Consolons-nous par l'humour : parfois, mieux vaut ne pas la voir, son image matinale dans la glace, tant l'écart entre ce qu'on sent de l'intérieur et ce qu'on voit à l'extérieur est grand.
J'aime bien cette idée de revenant, idée chère à Béraud, d'ailleurs, puisque c'est la matrice initiale de nombre de ses personnages.
J'ai l'impression que vous voilà embarqué dans un récit qui commande une suite.

Écrit par : solko | 05/12/2009

Les revenants...

Dans un roman de seconde zone (dont j'ai oublié le nom) le revenant - qui était une adolescente - se "matérialisait" (disons que sa conscience sortait de la nuit) quand les personnes vivantes pensaient à elle, comme si le fait de penser à elle lui permettait de revivre.

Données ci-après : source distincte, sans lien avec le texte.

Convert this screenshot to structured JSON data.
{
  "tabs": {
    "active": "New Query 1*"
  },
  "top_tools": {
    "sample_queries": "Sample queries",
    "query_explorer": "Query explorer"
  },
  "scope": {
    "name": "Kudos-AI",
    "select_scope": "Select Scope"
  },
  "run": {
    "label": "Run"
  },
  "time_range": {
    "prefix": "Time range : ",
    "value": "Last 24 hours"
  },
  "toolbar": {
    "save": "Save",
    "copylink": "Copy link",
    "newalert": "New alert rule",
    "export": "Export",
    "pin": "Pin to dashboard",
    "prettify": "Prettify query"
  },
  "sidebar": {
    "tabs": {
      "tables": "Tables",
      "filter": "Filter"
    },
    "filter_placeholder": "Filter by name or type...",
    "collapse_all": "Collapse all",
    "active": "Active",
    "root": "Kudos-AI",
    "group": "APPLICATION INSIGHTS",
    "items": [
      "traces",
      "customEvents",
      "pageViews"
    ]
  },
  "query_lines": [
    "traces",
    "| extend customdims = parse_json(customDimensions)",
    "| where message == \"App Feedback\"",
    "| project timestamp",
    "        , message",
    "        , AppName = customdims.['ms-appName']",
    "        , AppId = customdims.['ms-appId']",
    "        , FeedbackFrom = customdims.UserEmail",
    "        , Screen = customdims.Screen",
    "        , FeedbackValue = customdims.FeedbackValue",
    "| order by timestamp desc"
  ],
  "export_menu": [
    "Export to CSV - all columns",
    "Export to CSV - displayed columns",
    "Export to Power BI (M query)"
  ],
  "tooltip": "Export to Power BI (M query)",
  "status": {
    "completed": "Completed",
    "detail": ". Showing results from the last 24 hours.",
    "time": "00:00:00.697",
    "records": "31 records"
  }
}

Cette idée originale me revient souvent en mémoire: nos morts sont-ils près de nous lorsque nous pensons à eux ? :-D

Écrit par : Cigale | 06/12/2009

J'aime beaucoup votre texte.
M'accompagne parfois la solitude, puis me souvenir de certains bons moments, penser aux absents. Remplir cette solitude d'un peu de nostalgie, c'est un peu sourire à nouveau avec eux : les absents. Perdre l'esprit et ma vie quelques minutes , revivre avec eux juste un instant.

Écrit par : ellesurlalune | 07/12/2009

@ Solko : « J'aime bien cette idée de revenant » Sans doute est-ce une manière, en faisant revivre les morts, d’atteindre à une certaine éternité.

@ Cigale : « nos morts sont-ils près de nous lorsque nous pensons à eux ? » Grave question. En tout cas ils vivent encore un peu grâce à notre souvenir. Pour le reste, qui peut savoir…

@ Ellesurlalune : « revivre avec eux juste un instant. » Non seulement les absents revivent par notre souvenir, mais nous aussi, finalement, en nous remémorant les moments précieux que nous avons pu vivre avec eux. D’où, une nouvelle fois, l’importance de la mémoire dans ce qui nous constitue. Et les absents, ce sont aussi sont qui sont partis bien loin ou qui ont disparu de notre vie par les hasards de l’existence.

Écrit par : Feuilly | 07/12/2009

Simple indiscrétion! Feuilly, est-ce ton vrai nom, ou serait-ce le pseudo d'un descendant de François-René de Chateaubriand de sinistreS mémoires?

Solko a raison. L'histoire promet. Mais je ne te suivrai pas au-delà des spectralités d'un Oscar Wilde... à Canterville, bien sûr.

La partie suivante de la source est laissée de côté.